This year’s list of my favorite nonfiction contains two more books than last year. (I gave seven nonfiction books five stars on Good Reads in 2024 and five in 2023.) But like last year, I am also including a bonus section of books that I liked.
Biographies dominated these seven favorites of 2024. (Unlike last year, I read very few memoirs in 2024.) Most of the biographies were about women, though one, a family biography, features both men and women. Another, which also was not a biography (or at least a traditional biography), centers on a man but has a couple of strong female secondary characters. Its author is the only man to appear on this list of seven. Make of this what you will. (Mostly that there are a lot of women’s stories out there to explore and lots of women writers to do so.) Here are the books, roughly in the order in which I read them.

1. Mott Street: A Chinese American Family’s Story of Exclusion and Homecoming by Ava Chin. I remember being totally drawn into this book at the beginning of 2024, as I was getting ready to make my first trip to New York City. It is wonderfully written, with a delicate balance of history and family stories. Chin has produced an emotional yet not overly sentimental family biography.

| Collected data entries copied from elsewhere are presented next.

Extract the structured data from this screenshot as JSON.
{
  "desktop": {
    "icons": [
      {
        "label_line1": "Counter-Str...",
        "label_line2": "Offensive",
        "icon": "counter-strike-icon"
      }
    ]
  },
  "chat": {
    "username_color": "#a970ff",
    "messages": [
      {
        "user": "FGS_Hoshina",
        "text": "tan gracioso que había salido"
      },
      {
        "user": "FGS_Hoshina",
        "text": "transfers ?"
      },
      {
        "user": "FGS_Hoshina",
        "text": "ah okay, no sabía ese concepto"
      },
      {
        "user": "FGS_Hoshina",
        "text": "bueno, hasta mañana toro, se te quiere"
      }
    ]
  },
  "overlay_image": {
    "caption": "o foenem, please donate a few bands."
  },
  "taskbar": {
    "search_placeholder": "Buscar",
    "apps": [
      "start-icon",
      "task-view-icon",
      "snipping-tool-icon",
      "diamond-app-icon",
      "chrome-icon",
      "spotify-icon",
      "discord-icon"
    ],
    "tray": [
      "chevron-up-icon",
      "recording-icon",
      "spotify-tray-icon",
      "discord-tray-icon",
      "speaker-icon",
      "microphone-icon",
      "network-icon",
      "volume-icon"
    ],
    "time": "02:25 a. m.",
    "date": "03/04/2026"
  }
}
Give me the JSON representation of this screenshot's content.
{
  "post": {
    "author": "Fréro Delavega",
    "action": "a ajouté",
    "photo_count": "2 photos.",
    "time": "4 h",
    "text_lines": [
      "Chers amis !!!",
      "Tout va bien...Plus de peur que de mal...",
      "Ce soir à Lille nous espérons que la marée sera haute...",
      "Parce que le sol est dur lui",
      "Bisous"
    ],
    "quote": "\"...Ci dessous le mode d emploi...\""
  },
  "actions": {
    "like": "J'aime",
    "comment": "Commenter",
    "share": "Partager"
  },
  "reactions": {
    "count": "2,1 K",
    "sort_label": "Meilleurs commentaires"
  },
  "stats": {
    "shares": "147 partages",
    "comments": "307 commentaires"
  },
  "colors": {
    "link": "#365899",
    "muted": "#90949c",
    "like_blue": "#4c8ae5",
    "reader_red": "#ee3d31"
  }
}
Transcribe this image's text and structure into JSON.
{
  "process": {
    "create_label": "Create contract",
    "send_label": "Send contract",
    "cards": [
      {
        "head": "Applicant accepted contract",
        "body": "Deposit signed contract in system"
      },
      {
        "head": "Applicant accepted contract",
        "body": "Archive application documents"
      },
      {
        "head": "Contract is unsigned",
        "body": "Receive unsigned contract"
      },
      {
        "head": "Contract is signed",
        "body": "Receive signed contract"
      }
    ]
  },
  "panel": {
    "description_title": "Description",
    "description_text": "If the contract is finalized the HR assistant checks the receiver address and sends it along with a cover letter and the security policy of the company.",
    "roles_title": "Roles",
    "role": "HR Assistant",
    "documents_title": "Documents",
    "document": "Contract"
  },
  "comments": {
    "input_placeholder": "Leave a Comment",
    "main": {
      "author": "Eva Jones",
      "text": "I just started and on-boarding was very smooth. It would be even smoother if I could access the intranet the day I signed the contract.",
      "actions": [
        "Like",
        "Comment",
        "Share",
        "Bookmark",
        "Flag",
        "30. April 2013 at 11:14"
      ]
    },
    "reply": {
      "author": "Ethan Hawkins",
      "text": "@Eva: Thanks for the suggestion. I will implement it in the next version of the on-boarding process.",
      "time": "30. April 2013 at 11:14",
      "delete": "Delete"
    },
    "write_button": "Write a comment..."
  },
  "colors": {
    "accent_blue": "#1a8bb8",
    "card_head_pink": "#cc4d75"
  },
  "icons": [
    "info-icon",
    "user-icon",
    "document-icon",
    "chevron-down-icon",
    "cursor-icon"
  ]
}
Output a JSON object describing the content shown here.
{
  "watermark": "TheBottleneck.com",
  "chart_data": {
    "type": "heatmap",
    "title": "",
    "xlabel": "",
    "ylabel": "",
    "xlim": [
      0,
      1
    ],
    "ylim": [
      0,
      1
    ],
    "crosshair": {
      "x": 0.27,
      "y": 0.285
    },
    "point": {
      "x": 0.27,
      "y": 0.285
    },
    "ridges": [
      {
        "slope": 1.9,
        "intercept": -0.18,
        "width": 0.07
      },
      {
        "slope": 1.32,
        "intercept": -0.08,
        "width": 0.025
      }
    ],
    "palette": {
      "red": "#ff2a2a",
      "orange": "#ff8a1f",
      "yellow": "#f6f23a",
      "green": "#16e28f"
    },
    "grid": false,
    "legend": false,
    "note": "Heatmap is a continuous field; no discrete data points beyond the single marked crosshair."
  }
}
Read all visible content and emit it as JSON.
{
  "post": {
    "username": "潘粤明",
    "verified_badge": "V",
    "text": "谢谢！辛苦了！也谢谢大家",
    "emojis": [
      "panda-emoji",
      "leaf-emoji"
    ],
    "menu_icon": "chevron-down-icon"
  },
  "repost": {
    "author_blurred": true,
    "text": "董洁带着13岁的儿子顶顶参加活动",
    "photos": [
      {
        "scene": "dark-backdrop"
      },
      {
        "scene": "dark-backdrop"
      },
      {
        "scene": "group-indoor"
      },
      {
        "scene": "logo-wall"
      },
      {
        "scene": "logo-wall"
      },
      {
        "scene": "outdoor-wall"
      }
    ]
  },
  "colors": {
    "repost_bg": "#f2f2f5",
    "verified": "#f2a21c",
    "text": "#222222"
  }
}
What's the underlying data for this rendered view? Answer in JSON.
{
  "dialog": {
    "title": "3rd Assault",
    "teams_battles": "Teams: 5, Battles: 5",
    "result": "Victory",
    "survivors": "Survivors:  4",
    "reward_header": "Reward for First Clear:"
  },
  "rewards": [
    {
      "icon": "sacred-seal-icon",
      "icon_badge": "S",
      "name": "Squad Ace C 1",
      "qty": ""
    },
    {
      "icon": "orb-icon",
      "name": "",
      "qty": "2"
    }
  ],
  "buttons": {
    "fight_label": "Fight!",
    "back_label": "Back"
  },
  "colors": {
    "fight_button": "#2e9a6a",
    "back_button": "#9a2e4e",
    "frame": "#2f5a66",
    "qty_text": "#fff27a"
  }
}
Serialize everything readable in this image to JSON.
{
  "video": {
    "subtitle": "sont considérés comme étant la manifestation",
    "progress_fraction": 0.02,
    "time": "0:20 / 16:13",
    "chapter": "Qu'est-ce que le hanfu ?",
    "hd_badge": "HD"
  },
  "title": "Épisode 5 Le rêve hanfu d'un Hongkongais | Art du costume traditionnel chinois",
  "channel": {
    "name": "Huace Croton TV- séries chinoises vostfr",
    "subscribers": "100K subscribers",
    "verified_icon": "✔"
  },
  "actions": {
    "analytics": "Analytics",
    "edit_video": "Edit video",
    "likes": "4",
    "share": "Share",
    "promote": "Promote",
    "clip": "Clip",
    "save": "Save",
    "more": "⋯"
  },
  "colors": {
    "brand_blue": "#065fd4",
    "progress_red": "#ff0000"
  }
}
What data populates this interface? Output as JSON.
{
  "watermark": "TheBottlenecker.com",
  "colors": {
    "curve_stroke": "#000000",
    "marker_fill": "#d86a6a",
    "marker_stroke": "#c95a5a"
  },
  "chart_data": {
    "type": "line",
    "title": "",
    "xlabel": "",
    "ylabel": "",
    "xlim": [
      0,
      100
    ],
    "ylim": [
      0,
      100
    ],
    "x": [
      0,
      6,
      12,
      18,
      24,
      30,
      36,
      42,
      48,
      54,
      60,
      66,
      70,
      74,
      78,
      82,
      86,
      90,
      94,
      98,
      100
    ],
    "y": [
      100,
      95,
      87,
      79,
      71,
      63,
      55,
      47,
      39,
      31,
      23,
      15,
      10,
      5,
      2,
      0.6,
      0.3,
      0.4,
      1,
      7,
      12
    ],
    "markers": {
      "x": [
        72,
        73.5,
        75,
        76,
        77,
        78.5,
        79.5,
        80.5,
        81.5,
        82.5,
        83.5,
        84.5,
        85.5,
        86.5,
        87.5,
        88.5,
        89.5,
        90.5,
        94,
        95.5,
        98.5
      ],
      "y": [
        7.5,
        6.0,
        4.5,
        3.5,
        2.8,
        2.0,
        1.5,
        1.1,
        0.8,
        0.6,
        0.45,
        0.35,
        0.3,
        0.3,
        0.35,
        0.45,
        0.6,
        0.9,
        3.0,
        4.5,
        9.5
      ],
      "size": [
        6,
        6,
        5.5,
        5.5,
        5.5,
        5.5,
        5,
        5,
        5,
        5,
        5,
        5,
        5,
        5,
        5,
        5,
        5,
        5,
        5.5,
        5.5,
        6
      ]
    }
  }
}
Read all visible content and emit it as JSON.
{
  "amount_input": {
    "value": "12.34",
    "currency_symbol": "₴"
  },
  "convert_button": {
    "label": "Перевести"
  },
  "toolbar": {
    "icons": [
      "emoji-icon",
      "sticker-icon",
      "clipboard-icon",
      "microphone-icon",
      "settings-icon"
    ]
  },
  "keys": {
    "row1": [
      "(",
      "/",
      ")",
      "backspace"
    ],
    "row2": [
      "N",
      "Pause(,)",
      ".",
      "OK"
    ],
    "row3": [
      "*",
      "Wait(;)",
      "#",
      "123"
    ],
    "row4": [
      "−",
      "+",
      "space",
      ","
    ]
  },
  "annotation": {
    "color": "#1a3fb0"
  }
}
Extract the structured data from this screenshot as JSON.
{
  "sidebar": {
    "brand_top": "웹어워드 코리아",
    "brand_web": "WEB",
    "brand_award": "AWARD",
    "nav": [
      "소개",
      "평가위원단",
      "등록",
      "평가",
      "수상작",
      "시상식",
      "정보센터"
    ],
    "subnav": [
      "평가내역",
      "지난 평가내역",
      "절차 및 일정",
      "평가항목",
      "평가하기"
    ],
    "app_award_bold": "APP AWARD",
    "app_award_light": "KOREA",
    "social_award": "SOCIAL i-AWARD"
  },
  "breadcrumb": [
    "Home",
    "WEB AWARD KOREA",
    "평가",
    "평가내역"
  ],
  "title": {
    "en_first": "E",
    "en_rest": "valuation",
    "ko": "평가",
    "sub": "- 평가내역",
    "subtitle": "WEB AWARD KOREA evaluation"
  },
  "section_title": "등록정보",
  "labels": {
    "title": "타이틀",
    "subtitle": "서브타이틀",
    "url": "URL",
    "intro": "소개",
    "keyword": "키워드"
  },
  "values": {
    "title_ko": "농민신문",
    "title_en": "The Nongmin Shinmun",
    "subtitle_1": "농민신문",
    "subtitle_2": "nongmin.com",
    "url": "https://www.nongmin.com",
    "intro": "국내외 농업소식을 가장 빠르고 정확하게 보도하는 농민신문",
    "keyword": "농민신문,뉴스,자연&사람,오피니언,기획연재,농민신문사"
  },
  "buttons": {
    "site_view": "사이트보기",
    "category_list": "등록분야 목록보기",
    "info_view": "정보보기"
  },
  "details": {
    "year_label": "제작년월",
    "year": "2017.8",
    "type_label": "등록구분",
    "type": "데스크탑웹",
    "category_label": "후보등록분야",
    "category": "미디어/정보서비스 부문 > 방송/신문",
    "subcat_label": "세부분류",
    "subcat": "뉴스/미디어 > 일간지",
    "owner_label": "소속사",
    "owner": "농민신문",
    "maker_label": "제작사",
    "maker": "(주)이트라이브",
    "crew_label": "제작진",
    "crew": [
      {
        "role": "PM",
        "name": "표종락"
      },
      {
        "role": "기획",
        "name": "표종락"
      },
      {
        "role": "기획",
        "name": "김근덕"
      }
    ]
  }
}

2. The Art Thief: A True Story of Love, Crime, and a Dangerous Obsession by Michael Finkel. I was a bit late to this book mostly because it is not the kind of thing I usually read. But I was convinced by the title and the cover design to pick it up from the library and never regretted the decision. Finkel briskly tells the wild story of Stéphane Bréitwieser, who stole about $2 billion worth of art from various European museums. Then there is the revelation of what happened to some of the pieces. Yikes.

3. The Dress Diary: Secrets From a Victorian Woman’s Wardrobe by Kate Strasdin. Using surviving clothing fragments belonging to Anne Sykes, Strasdin skillfully recreates the world of this nineteenth-century Englishwoman. The author’s expertise as a fashion historian and museum curator really shines through in this creative history.

4. The Silenced Muse: Emily Hale, T.S. Eliot, and the Role of a Lifetime by Sara Fitzgerald. Emily Hale has appeared as a minor character in previous books about the poet Eliot, but Fitzgerald flips the relationship, investigating it from Hale’s perspective. (This does not end well for Eliot’s reputation as a human being.) Hale emerges as a fully formed character with a fascinating life.

5. Portrait of a Woman:Art, Rivalry, and Revolution in the Life of Adélaïde Labille-Guiard by Bridget Quinn. Adélaïde Labille-Guiard was a well-known and well-regarded painter in France during the 1700s, at least up until the French Revolution. Quinn makes good use of the scant information available on the artist’s life to restore her to her proper place in the historical record. And Quinn’s breezy writing style makes this biography a delight to read.

6. The World She Edited: Katharine S. White at The New Yorker by Amy Reading. The long-time fiction editor of The New Yorker magazine, which celebrates its 100th anniversary this year, receives a well-deserved biography that focuses on White’s ability to recognize talented writers and get their work published in the magazine. It is a fascinating portrait of an important literary life.

7. Loving Sylvia Plath: A Reclamation by Emily Van Duyne. Ted Hughes (like T.S. Eliot above) does not come off well in Van Duyne’s trenchant probing of not just Plath’s life, but how others have written about that life. Van Duyne makes a convincing—and haunting—case for Hughes as the ultimate in unreliable narrators. Reclamation, indeed.
Of the two bonus books from my 2024 reading, one is very much in line with most of the favorites listed above. Drew Gilpin Faust’s memoir, Necessary Trouble: Growing Up at Midcentury is an engaging account of the prominent historian’s involvement with the various social and political movements of the 1960s.
The other, Leave While the Party’s Good: The Life and Legacy of Baseball Executive Harry Dalton by Lee Kluck, is a book that anyone who knows me would not believe that I ever picked up. I am not a sports person. I don’t watch games or watch movies or shows about sports. (Well, okay, I did like Bend It Like Beckham and Bull Durham, and I have watched Field of Dreams. But otherwise, no.) (And actually, growing up at 2912, baseball was ubiquitous during the spring and summer. I knew spring had arrived when my mom set up her ironing board in front of the television in the family room so she could watch the Cubs while she ironed. I still know a lot about baseball.)
Lee Kluck was, many years ago, a student of mine, and I followed his writing journey with great interest. He has produced a nicely researched and crisply written biography of an important figure in major league baseball. The University of Nebraska Press, known for its sports series, published his book. So, yay for Lee and for Harry Dalton. If you or anyone you know is into sports biographies, do not miss this one.
That is a wrap on my favorites of 2024. Up next: some thoughts on a very good book I started reading in 2024 but have yet to finish.
May all the books you read in 2025 be good ones.